Di Marilde Motta | Su PRINTlovers 88

Il viaggio del gin (dal latino iuniperus, ovvero ginepro, suo ingrediente fondamentale) parte da Salerno. Il distillato nasce come “medicamento” nella Scuola Medica Salernitana dove, fin dal IX secolo, medici e speziali usavano le bacche di ginepro insieme ad altre varietà botaniche per scopo terapeutico. Poi qualcuno scoprì che la mistura non era niente male da bere in circostanze gioiose, o all’opposto perigliose. Nei Paesi Bassi e in Belgio, nel XVI secolo, oltre che a rincuorare in battaglia, il gin fu oggetto di rielaborazione per farne un prodotto autoctono, che da allora viene chiamato jenever e con questo nome è ancora oggi tutelato. Nell’epoca dei grandi traffici commerciali nelle rotte verso le Indie, il gin raggiunse lontani lidi. In Inghilterra questo aromatico super alcolico ebbe il suo apice di consumo nel ‘700, tanto da richiedere leggi che ne limitassero le libagioni, ma trovò anche ingegnosi funamboli della distillazione che diedero vita a “variazioni sul tema”: Plymouth gin, London gin, Old Tom. Nei primi del ‘900 il gin in USA fece alleanza con la letteratura e il cinema e la sua anima trasformista lo aiutò a rendersi indispensabile per i cocktail, iniziando una vertiginosa scalata verso l’high society. Compiuto il giro del mondo, il gin ora torna da dove era partito e, in Italia, c’è un fiorire di distillerie artigianali che lo stanno reinventando. Un risveglio di interesse che avviene parallelamente in altri Paesi, dove i progetti sono pervasi da grande creatività sia nella composizione del bouquet delle botaniche sia nel design delle bottiglie. Scompaiono vecchie idee su questo distillato a cominciare dal colore, non più solo crystal clear, ma anche rosa, giallo, azzurrino, verde, per proseguire con una combinazione sempre più ricca ed eterogenea di ingredienti, di accostamenti aromatichi, di sorprese per il palato.

Gin fra locale e globale
È uno dei distillati più diffusi al mondo, tanto radicato alle storiche origini geografiche quanto capace d’essere trasformista e persino irriverente verso la tradizione. Abbiamo chiesto a Paolo Insinga, executive creative director della sede italiana di Interbrand, di fare una panoramica delle principali tendenze nel total packaging design per il gin: «C’è stato un sostanziale cambiamento nell’arco dell’ultimo decennio, e le piccole distillerie artigianali hanno dato una spinta alla crescita del mercato del gin. In particolare in Italia, il packaging del gin è stato più libero da stilemi rispetto ad altri alcolici e ad altri Paesi che invece hanno una più lunga tradizione legata a questo distillato.

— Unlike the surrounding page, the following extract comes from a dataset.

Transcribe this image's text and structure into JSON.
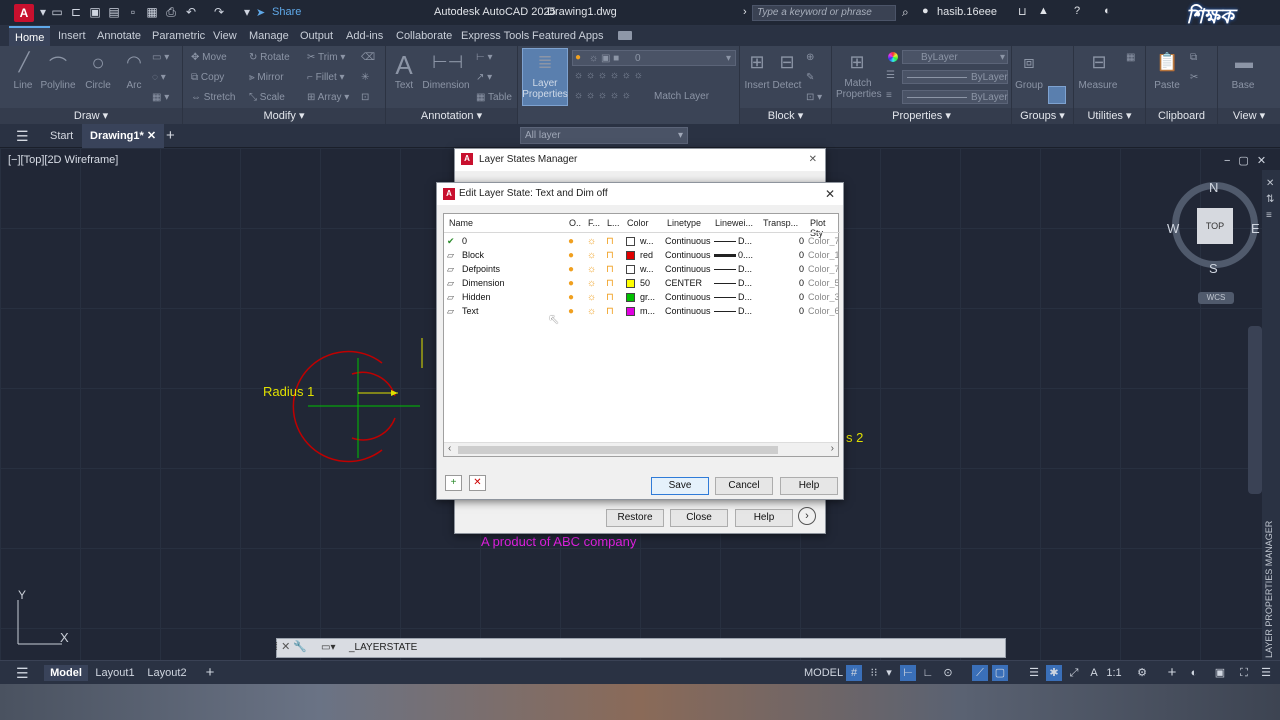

Il contenitore rappresenta una decisa rottura degli schemi, come nel caso dell’Engine gin dove si fa ricorso non solo a forme, ma anche a materiali presi da settori molto distanti. Concetti forti e la possibilità di sviluppare una narrazione attorno al prodotto sono cruciali, unitamente a una direzione artistica e realizzazione impeccabili». 
Lindsey Jones, executive director e client partnerships di Interbrand a Londra aggiunge: «Il gin ha una lunga storia e un presente molto creativo che si confronta con una molteplicità di varietà prodotto. La cura della componente botanica e degli altri ingredienti ne ha favorito l’affermazione e la preferenza da parte di un pubblico sempre più esteso. Lo storytelling ha contribuito, come nel caso del gin Hendricks, ad attrarre un pubblico più giovane. Monkey 47 ha altrettanto sconvolto i codici della tradizione presentando una scimmia in etichetta e sviluppando una comunicazione ironica e irriverente. Tanqueray si richiama invece alla tradizione e alla forma della propria bottiglia ispirata all’art déco, improntando la comunicazione su codici che evocano raffinatezza e fascino».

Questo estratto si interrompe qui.